My favorite childhood book was "Beautiful Joe: A Dog's Own Story" by Marshall Saunders. I found a copy of it a few years back in an antique store. I loved the book, narrated in first person by Joe himself, because it showed compassion and alerted me to how inhumane people can be toward animals--and also how loving.
What is the first book that made you cry?
Probably "The Call of the Wild" made me cry. I loved Buck and hated to see him go wild in the end. Now, I like his "choice."
If you could tell your younger writing self anything, what would it be?
Don't be afraid to be funny. Not everything is deadly serious when it comes to writing.
What was an early experience where you learned that language had power?
When i was five and visiting a friend's hose, I wanted to show them that I was disappointed that I couldn't stay for supper. I really wasn't disappointed, because my friend's mother was a terrible cook, and mine was terrific. Anyway, to feign disappointment, I said "Dad blame it." My friend's mother turned abruptly and scolded me about using "slang." I didn't know what I was saying then, just repeating what I had heard at home. This same family, though, made no bones about using "Ni***r" for black people. Very enlightening for a small boy.

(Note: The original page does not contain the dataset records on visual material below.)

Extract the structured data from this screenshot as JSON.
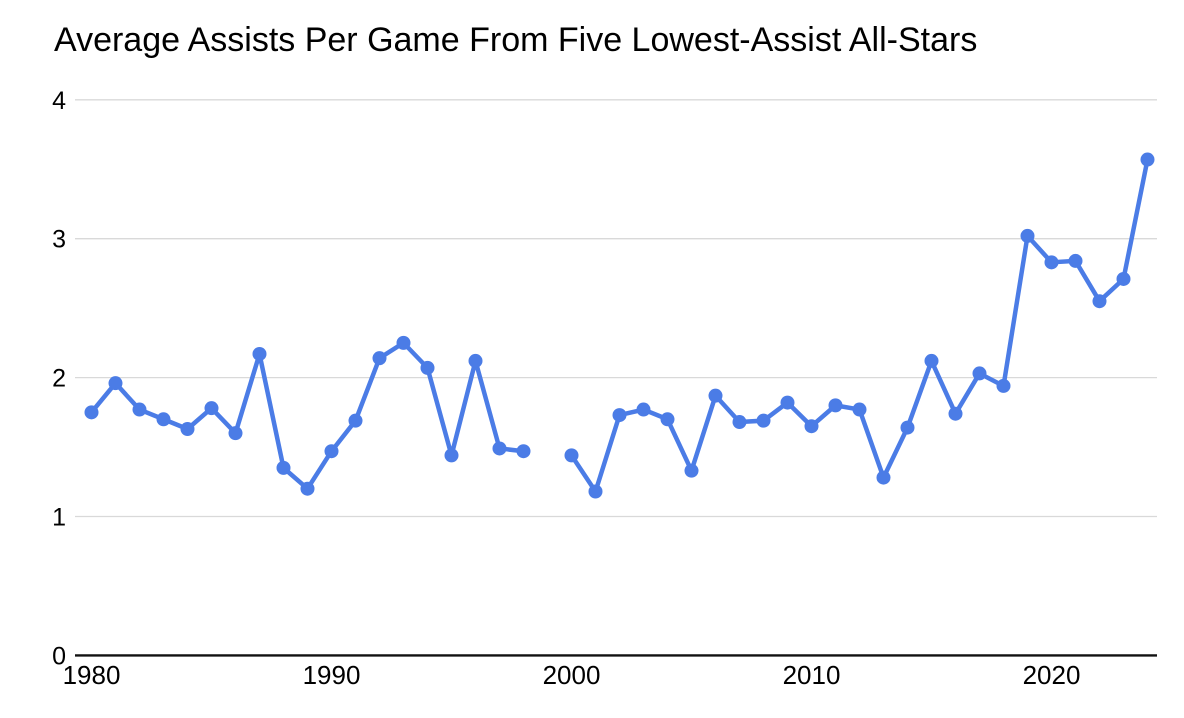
{
  "chart_data": {
    "type": "line",
    "title": "Average Assists Per Game From Five Lowest-Assist All-Stars",
    "xlabel": "",
    "ylabel": "",
    "x": [
      1980,
      1981,
      1982,
      1983,
      1984,
      1985,
      1986,
      1987,
      1988,
      1989,
      1990,
      1991,
      1992,
      1993,
      1994,
      1995,
      1996,
      1997,
      1998,
      1999,
      2000,
      2001,
      2002,
      2003,
      2004,
      2005,
      2006,
      2007,
      2008,
      2009,
      2010,
      2011,
      2012,
      2013,
      2014,
      2015,
      2016,
      2017,
      2018,
      2019,
      2020,
      2021,
      2022,
      2023,
      2024
    ],
    "series": [
      {
        "name": "Average assists per game",
        "values": [
          1.75,
          1.96,
          1.77,
          1.7,
          1.63,
          1.78,
          1.6,
          2.17,
          1.35,
          1.2,
          1.47,
          1.69,
          2.14,
          2.25,
          2.07,
          1.44,
          2.12,
          1.49,
          1.47,
          null,
          1.44,
          1.18,
          1.73,
          1.77,
          1.7,
          1.33,
          1.87,
          1.68,
          1.69,
          1.82,
          1.65,
          1.8,
          1.77,
          1.28,
          1.64,
          2.12,
          1.74,
          2.03,
          1.94,
          3.02,
          2.83,
          2.84,
          2.55,
          2.71,
          3.57
        ]
      }
    ],
    "missing_x": [
      1999
    ],
    "xticks": [
      1980,
      1990,
      2000,
      2010,
      2020
    ],
    "yticks": [
      0,
      1,
      2,
      3,
      4
    ],
    "xlim": [
      1980,
      2024
    ],
    "ylim": [
      0,
      4
    ],
    "grid": true,
    "legend": "none",
    "marker": "circle",
    "colors": {
      "line": "#4b7ce6",
      "grid": "#d9d9d9",
      "axis": "#111111",
      "text": "#000000",
      "background": "#ffffff"
    }
  }
}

How many unpublished and half-finished books do you have?
I have one book that I'm currently shopping around. At least one more beyond that.
What does literary success look like to you?

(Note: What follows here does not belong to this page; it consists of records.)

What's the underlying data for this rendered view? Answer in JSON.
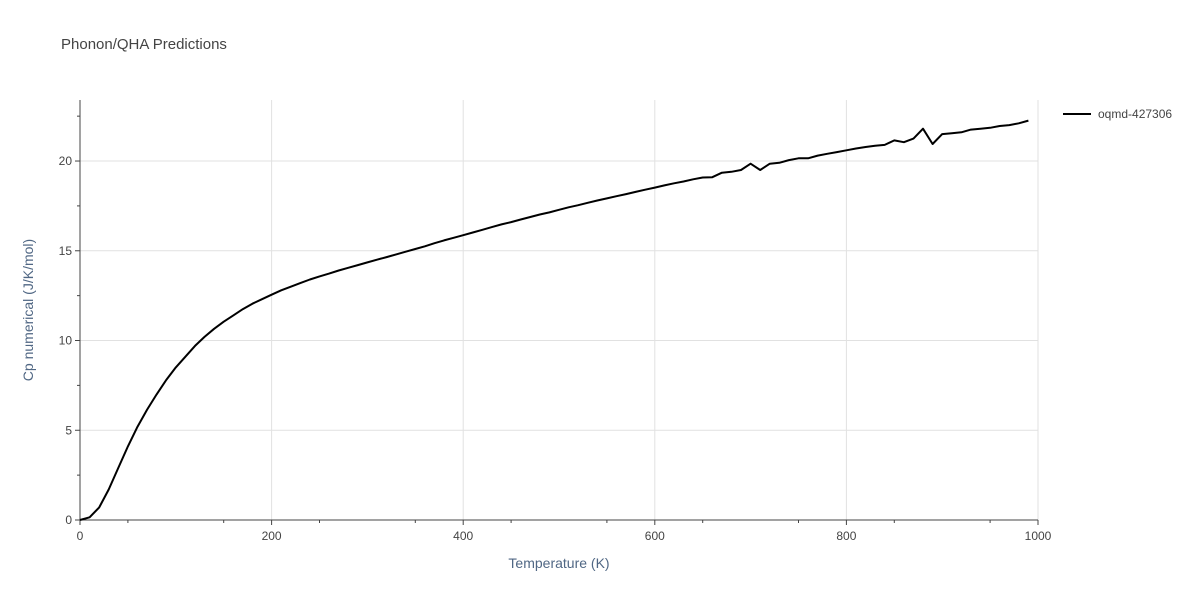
{
  "chart_data": {
    "type": "line",
    "title": "Phonon/QHA Predictions",
    "xlabel": "Temperature (K)",
    "ylabel": "Cp numerical (J/K/mol)",
    "xlim": [
      0,
      1000
    ],
    "ylim": [
      0,
      23.4
    ],
    "xticks": [
      0,
      200,
      400,
      600,
      800,
      1000
    ],
    "yticks": [
      0,
      5,
      10,
      15,
      20
    ],
    "grid": true,
    "legend_position": "top-right",
    "series": [
      {
        "name": "oqmd-427306",
        "color": "#000000",
        "x": [
          0,
          10,
          20,
          30,
          40,
          50,
          60,
          70,
          80,
          90,
          100,
          110,
          120,
          130,
          140,
          150,
          160,
          170,
          180,
          190,
          200,
          210,
          220,
          230,
          240,
          250,
          260,
          270,
          280,
          290,
          300,
          310,
          320,
          330,
          340,
          350,
          360,
          370,
          380,
          390,
          400,
          410,
          420,
          430,
          440,
          450,
          460,
          470,
          480,
          490,
          500,
          510,
          520,
          530,
          540,
          550,
          560,
          570,
          580,
          590,
          600,
          610,
          620,
          630,
          640,
          650,
          660,
          670,
          680,
          690,
          700,
          710,
          720,
          730,
          740,
          750,
          760,
          770,
          780,
          790,
          800,
          810,
          820,
          830,
          840,
          850,
          860,
          870,
          880,
          890,
          900,
          910,
          920,
          930,
          940,
          950,
          960,
          970,
          980,
          990
        ],
        "y": [
          0,
          0.15,
          0.7,
          1.7,
          2.9,
          4.1,
          5.2,
          6.15,
          7.0,
          7.8,
          8.5,
          9.1,
          9.7,
          10.2,
          10.65,
          11.05,
          11.4,
          11.75,
          12.05,
          12.3,
          12.55,
          12.8,
          13.0,
          13.2,
          13.4,
          13.57,
          13.73,
          13.9,
          14.05,
          14.2,
          14.35,
          14.5,
          14.65,
          14.8,
          14.95,
          15.1,
          15.25,
          15.42,
          15.58,
          15.72,
          15.87,
          16.02,
          16.17,
          16.32,
          16.47,
          16.6,
          16.74,
          16.88,
          17.02,
          17.14,
          17.28,
          17.42,
          17.54,
          17.67,
          17.8,
          17.92,
          18.04,
          18.16,
          18.28,
          18.4,
          18.52,
          18.64,
          18.76,
          18.86,
          18.98,
          19.08,
          19.1,
          19.35,
          19.4,
          19.5,
          19.85,
          19.5,
          19.85,
          19.9,
          20.05,
          20.15,
          20.15,
          20.3,
          20.4,
          20.5,
          20.6,
          20.7,
          20.78,
          20.85,
          20.9,
          21.15,
          21.05,
          21.25,
          21.8,
          20.95,
          21.5,
          21.55,
          21.6,
          21.75,
          21.8,
          21.85,
          21.95,
          22.0,
          22.1,
          22.25
        ]
      }
    ]
  }
}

Those moments when I am reading an essay to an audience--any size audience, any place--from one of my two already published books (from Third Lung Press of Hickory, NC).
Do you view writing as a kind of spiritual practice?
In the sense that I go deeply inside myself, lose track of time, and find details and memories coming from some hidden part of my mind, yes, I do find writing "spiritual." I think doing yoga is spiritual, too, but that's as close as I ever get to anything of that nature.
Do you hide any secrets in your work that only a few people will find?
Not really. I change names, but anyone who knows the story, or rather who lived the story alongside me, can reasonably figure out who these "characters" are.
Anything else you'd like to share?
Regarding the essay published here, I still like to find old diners, even if the coffee is not "gourmet." There's a place in Bath County, VA., called The Country Cafe. They serve Maxwell House, and it's delicious. It tastes like a memory that I enjoy re-experiencing.